収穫祭に関してはいつの間にか終わていたためよく分からない。だけど、3日ほど前に少し外が騒がしく、その日の夕食が少し豪華だったのでもしかしたらその日だったのかもしれない。


いつも通りお昼を食べてお昼寝をしているとエラにゆさゆさと揺らされ、起こされた。

「ベクトール様、お昼寝からお目覚めのところ申し訳ありませんが、旦那様が今すぐ玄関にお越しくださいとのことです。たった今、ゴードンマルビス様とフランシスマルビス様の前触れが来ました。あと、5分~10分ほどでご到着されるそうです。」

「うん。」

「失礼します。」

返事をして固まっているとエラが素早く僕の来ている服を脱がしてきれいな服に着せ替えられた。そしてそのまま抱っこされたかと思うとあっという間に玄関に連れていかれてしまった。

「おお、ベク来たのね。よかったわ。」

玄関に着くとエラはおろしてくれたが、すぐにオリビア母さんに抱き上げられた。

「ベク、しばらくおとなしくしていてね。」

「あい。」

オリビア母さんの腕の中で返事をするとほほえみ返してとしてくれた。

「みんな、来たよ。」

バーナード父さんの掛け声で門の方を見るとちょうど1台の馬車が入ってきた。

馬車が止まると、そこから2メートル近くある大男とその男性にエスコートされるように小柄な女性が出てきた。

「ようこそお越しくださいました…」

「そんな堅苦しい挨拶は不要だ。それよりもそちらに抱かれている赤子がベクトールだな。ワシがゴードンだ。おぬしのひいじいちゃんになるからよろしく頼むぞ。そういえばおぬし達と会うのも初めてじゃったな。ルーナとルーシイじゃな、よろしく頼むぞ。」

バーナード父さんの言葉を遮って男の人が僕を見てしゃべった。その後、ルーナ姉さんとルーシイ姉さんをそれぞれ見て挨拶をした。

「はい。初めまして、ゴードン様。私がルーナです。」

「私がルーシイです。」

「「おろしくお願いいたします。」」

ルーナ姉さんとルーシイ姉さんが2人でタイミングを合わせてお辞儀をした。僕もした方がいいのかな?と言ってもまだ長文をしゃべるのは難しいから、エラに教えてもらった敬礼をしてみよう。
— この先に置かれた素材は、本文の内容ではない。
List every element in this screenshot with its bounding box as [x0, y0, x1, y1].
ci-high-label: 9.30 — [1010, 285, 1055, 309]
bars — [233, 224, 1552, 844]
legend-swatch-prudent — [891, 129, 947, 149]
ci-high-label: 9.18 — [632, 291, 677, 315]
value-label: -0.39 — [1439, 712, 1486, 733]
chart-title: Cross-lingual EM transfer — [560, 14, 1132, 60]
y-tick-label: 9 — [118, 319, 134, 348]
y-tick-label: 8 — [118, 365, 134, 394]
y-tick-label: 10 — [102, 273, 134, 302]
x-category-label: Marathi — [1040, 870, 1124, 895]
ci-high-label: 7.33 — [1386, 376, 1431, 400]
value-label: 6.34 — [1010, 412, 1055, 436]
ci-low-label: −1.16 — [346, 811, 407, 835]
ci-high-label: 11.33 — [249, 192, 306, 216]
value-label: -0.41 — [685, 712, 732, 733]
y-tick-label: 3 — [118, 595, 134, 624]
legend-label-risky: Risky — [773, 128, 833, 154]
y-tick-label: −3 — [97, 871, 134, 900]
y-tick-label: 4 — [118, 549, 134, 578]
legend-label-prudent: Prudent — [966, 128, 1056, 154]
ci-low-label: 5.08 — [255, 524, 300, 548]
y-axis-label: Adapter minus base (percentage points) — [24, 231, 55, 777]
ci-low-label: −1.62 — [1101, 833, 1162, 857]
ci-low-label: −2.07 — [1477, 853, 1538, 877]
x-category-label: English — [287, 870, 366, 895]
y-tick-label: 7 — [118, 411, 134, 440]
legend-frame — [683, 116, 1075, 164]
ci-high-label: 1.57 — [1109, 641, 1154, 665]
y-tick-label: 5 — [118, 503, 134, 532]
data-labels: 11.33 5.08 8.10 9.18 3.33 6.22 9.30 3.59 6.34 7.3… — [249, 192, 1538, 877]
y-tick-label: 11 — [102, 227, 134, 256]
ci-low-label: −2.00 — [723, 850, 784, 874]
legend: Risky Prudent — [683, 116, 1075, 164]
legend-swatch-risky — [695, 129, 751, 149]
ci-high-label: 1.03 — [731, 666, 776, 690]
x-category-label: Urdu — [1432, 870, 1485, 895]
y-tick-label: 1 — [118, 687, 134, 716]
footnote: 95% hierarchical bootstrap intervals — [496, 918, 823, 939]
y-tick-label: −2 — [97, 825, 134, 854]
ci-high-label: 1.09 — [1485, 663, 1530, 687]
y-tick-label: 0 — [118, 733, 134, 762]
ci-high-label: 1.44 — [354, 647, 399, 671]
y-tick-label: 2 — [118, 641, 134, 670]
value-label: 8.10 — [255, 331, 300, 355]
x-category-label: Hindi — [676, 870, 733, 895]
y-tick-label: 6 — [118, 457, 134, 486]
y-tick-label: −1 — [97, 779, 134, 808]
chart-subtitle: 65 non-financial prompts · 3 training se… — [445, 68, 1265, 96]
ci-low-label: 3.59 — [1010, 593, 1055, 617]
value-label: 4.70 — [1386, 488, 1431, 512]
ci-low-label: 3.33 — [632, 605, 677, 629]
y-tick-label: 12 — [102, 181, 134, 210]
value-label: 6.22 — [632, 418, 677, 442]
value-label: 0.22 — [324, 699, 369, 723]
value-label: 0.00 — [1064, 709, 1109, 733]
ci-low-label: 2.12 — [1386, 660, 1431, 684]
「ん?ベクトールも挨拶をしてくれているのか。それはうれしいなぁ。」

敬礼しているのを見てニコニコとしながらゴードンひい爺さんは敬礼を返しながら答えてくれた。

「おじい様、そろそろお入りください。後は中でゆっくりとしながらお話いたしましょう。」

バーナード父さんが会話が途切れたところで中へ案内をした。